Analyzes the values of a given column list in a given dataframe, identifies outliers using either the Z-Score algorithm or interquantile range algorithm. The return is a dataframe containing the following columns: column name, list containing the outlier's index position, percentaje of total counts considered outliers.

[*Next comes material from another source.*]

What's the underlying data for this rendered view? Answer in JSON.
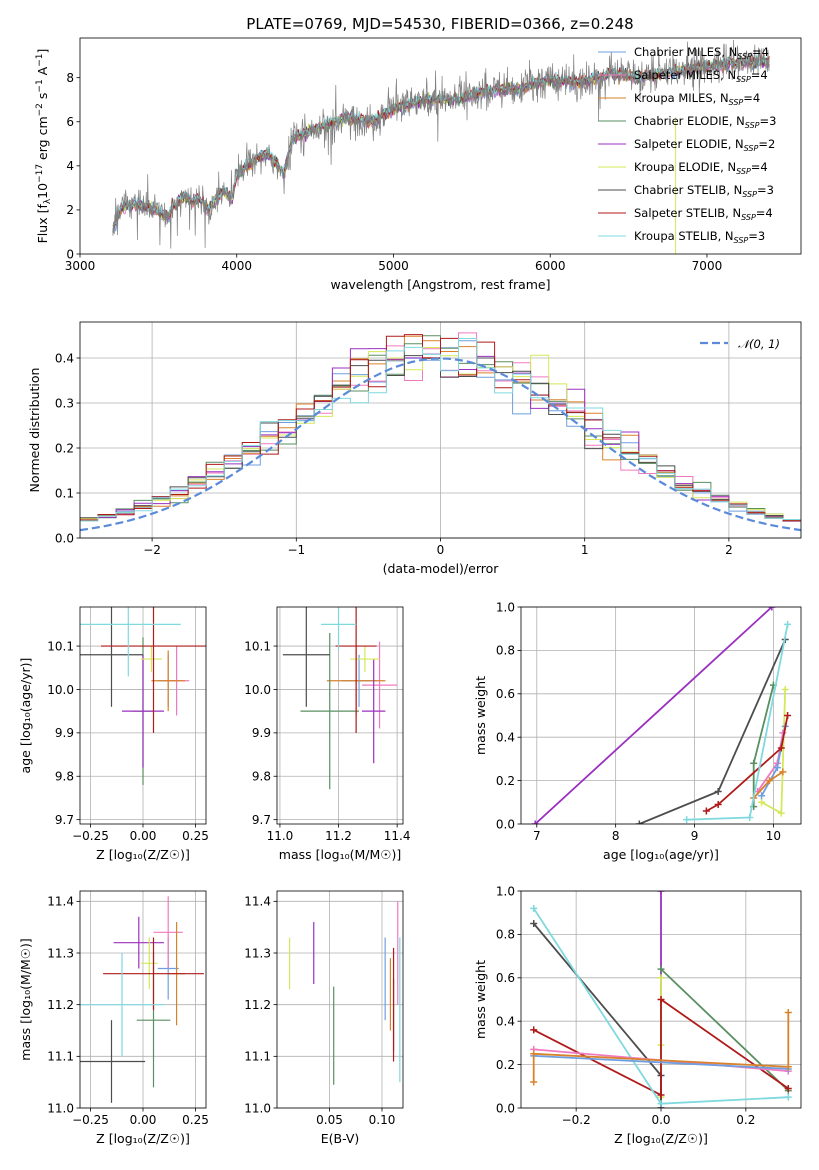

Modifies an existing dataframe, with missing values imputed based on the chosen method.

fast_outlier_id(
  data,
  cols = "All",
  method = "z-score",
  threshold_low_freq = 0.05
)

Arguments

data

dataframe - Dataframe to be analyzed

cols

list - List containing the columns to be analyzed.

method

string - string indicating which method to be used to identify outliers (methods available are: "Z score" or "Interquantile Range")

threshold_low_freq

double - Indicates the threshold for evaluating outliers in categorical columns.

Value

dataframe

Examples

fast_outlier_id(data = iris, cols = c("Sepal.Length", "Sepal.Width"), method = "z-score")
#> Warning: the condition has length > 1 and only the first element will be used
#> Warning: the condition has length > 1 and only the first element will be used
#> # A tibble: 2 x 8 #> column_name type no_nans perc_nans outlier_method no_outliers perc_outliers #> <chr> <chr> <int> <dbl> <list> <int> <list> #> 1 Sepal.Leng~ nume~ 0 0 <chr [1]> 6 <dbl [1]> #> 2 Sepal.Width nume~ 0 0 <chr [1]> 5 <dbl [1]> #> # ... with 1 more variable: outlier_values <list>